Watch Me Work: Suzan-Lori Parks

By Emma Forgione

She sits at an orange typewriter on the mezzanine level of the lobby, at the Public Theater in New York City. There is a velvet rope in front of her little desk to signify that this is an event. Around her, at little high-top tables, there are scattered young writers, either on computers or scribbling down handwritten notes in their notebooks. For 30 minutes, everyone just writes to the soundtrack of the ticking keys of her typewriter. 

This is ΦBK alumnus Suzan-Lori Parks’ Watch Me Work event that she holds at the Public Theater every couple of weeks. Parks is currently the Master Writer Chair at the Public Theater, where she will be premiering her newest work, White Noise, in March. However, this is only her most recent step in a playwriting career that spans 30 years. 

Parks is a graduate of Mount Holyoke College, where she started writing under the mentorship of acclaimed playwright James Baldwin, who encouraged her to channel her natural talent into writing plays.
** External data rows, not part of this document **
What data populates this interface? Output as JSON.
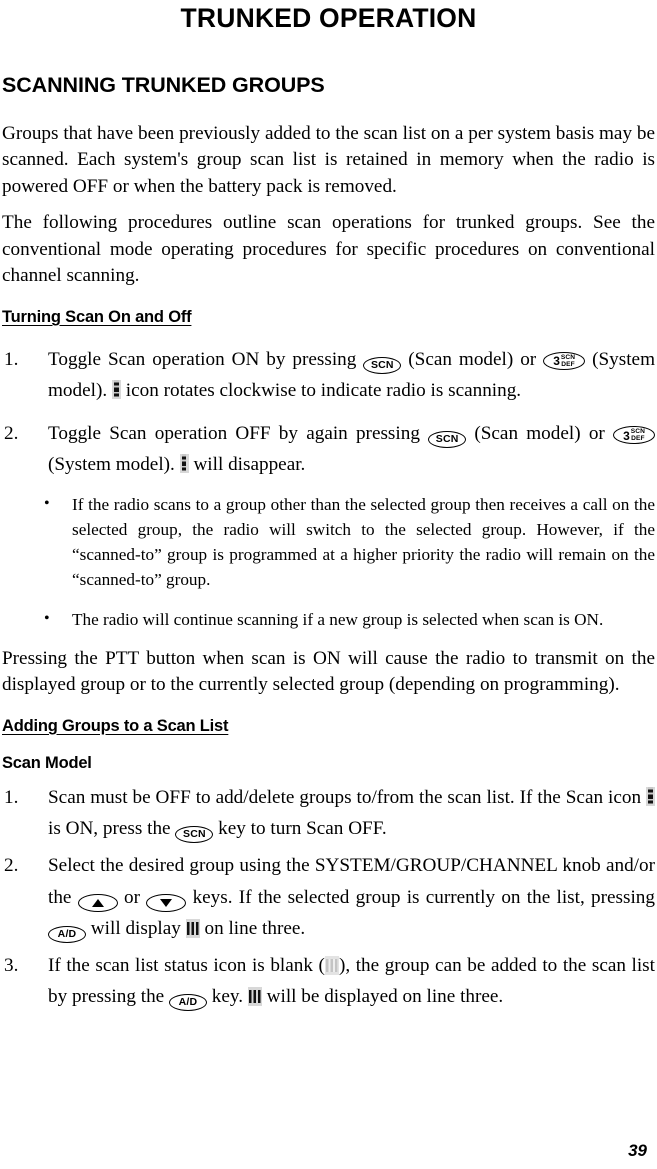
{
  "document": {
    "title": "TRUNKED OPERATION",
    "page_number": "39"
  },
  "sections": {
    "scanning_trunked_groups": {
      "heading": "SCANNING TRUNKED GROUPS",
      "paragraph_1": "Groups that have been previously added to the scan list on a per system basis may be scanned. Each system's group scan list is retained in memory when the radio is powered OFF or when the battery pack is removed.",
      "paragraph_2": "The following procedures outline scan operations for trunked groups. See the conventional mode operating procedures for specific procedures on conventional channel scanning."
    },
    "turning_scan_on_and_off": {
      "heading": "Turning Scan On and Off",
      "step_1": {
        "number": "1.",
        "part_a": "Toggle Scan operation ON by pressing",
        "part_b": "(Scan model) or",
        "part_c": "(System model).",
        "part_d": "icon rotates clockwise to indicate radio is scanning."
      },
      "step_2": {
        "number": "2.",
        "part_a": "Toggle Scan operation OFF by again pressing",
        "part_b": "(Scan model) or",
        "part_c": "(System model).",
        "part_d": "will disappear."
      },
      "bullets": [
        {
          "marker": "•",
          "text": "If the radio scans to a group other than the selected group then receives a call on the selected group, the radio will switch to the selected group.  However, if the “scanned-to” group is programmed at a higher priority the radio will remain on the “scanned-to” group."
        },
        {
          "marker": "•",
          "text": "The radio will continue scanning if a new group is selected when scan is ON."
        }
      ],
      "closing_paragraph": "Pressing the PTT button when scan is ON will cause the radio to transmit on the displayed group or to the currently selected group (depending on programming)."
    },
    "adding_groups_to_a_scan_list": {
      "heading": "Adding Groups to a Scan List",
      "subheading": "Scan Model",
      "step_1": {
        "number": "1.",
        "part_a": "Scan must be OFF to add/delete groups to/from the scan list. If the Scan icon",
        "part_b": "is ON, press the",
        "part_c": "key to turn Scan OFF."
      },
      "step_2": {
        "number": "2.",
        "part_a": "Select the desired group using the SYSTEM/GROUP/CHANNEL knob and/or the",
        "part_b": "or",
        "part_c": "keys. If the selected group is currently on the list, pressing",
        "part_d": "will display",
        "part_e": "on line three."
      },
      "step_3": {
        "number": "3.",
        "part_a": "If the scan list status icon is blank (",
        "part_b": "), the group can be added to the scan list by pressing the",
        "part_c": "key.",
        "part_d": "will be displayed on line three."
      }
    }
  },
  "keys": {
    "scn": "SCN",
    "ad": "A/D",
    "three_scn_def": {
      "digit": "3",
      "top": "SCN",
      "bottom": "DEF"
    },
    "up_arrow": "▲",
    "down_arrow": "▼"
  },
  "icons": {
    "scan_indicator": "scan-rotating-icon",
    "scan_list_full": "scan-list-full-icon",
    "scan_list_blank": "scan-list-blank-icon"
  },
  "colors": {
    "text": "#000000",
    "background": "#ffffff",
    "lcd_gray": "#d8d8d8",
    "lcd_blank_gray": "#e3e3e3"
  }
}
Since then, Parks has composed an astounding collection of plays, screenplays, essays and a novel, and is recognized as one of the most influential American dramatists today. Parks is the first African-American woman to receive the Pulitzer Prize in drama, which she won in 1999 for Topdog/Underdog, and is a recipient of the Macarthur Genius Award and the Gish Prize for Excellence in the Arts. 

How often is it even possible for an aspiring writer to come into such close contact with one of the most successful and prolific playwrights of our time? That’s one of the reasons Parks hosts “Watch Me Work” at the Public Theater, where any person can come and write along with Parks for a half hour or so and then ask her questions about writing or about their own work. She does this because she values education. She is a professor at New York University’s Tisch School of the Arts, which has its own prestigious MFA playwriting program. But she wants to offer her insight to people who do not have adequate access to education. 

Each session of “Watch Me Work” is like a little writing class. These can run for up to an hour or more including the Q&A segment. I attended one of these sessions and was blown away not only by the access to such an acclaimed teacher, but by how much care Parks gave to each question asked by her writing audience. 

People asked questions about setting deadlines, knowing when a piece of work is “done”, navigating criticism, setting standards for their work, and more. On giving feedback to writers, she says “I always want the writer to continue, to make it to the next draft. But I also tell the truth.” 

She also provided insight into giving oneself the permission to try things in their work. “I do not have a hard-pressed standard of quality. If the first draft is not good, I lower the bar. My standards in the writing process are very low because I realize if I just try things, the good stuff will manifest.” 

Something that hit home was when Parks was talking about how you write a character that is different from you. She encouraged writers not to look at how a person is different from you, but how that person is like you. She described human emotion as a river that flows through all of us, and no matter how different someone is from you, we all as humans share the same palette of emotions: “Own that voice. Ask, ‘How are they like me?’ There is a part of you that connects with a part of them. Allow your spirit to go there. Go out and find a pair of shoes you think they might wear, and wear those shoes.” 

Even her advice is as poetic as her writing, and it’s amazing how ΦBK alumni, no matter what their acclaim, feel an inherent need to share education with everyone. This was a truly inspirational event that I will return to. It is motivating to see a woman like Parks so humbly share education with all, a desire at the heat of what ΦBK is all about—Love of learning is the guide of life. 

Emma Forgione (ΦBK, Muhlenberg College, 2018) is a recent graduate in English and theater with a minor in creative writing from Muhlenberg College in Allentown, Pennsylvania. Muhlenberg College is home to the Pi of Pennsylvania chapter of Phi Beta Kappa.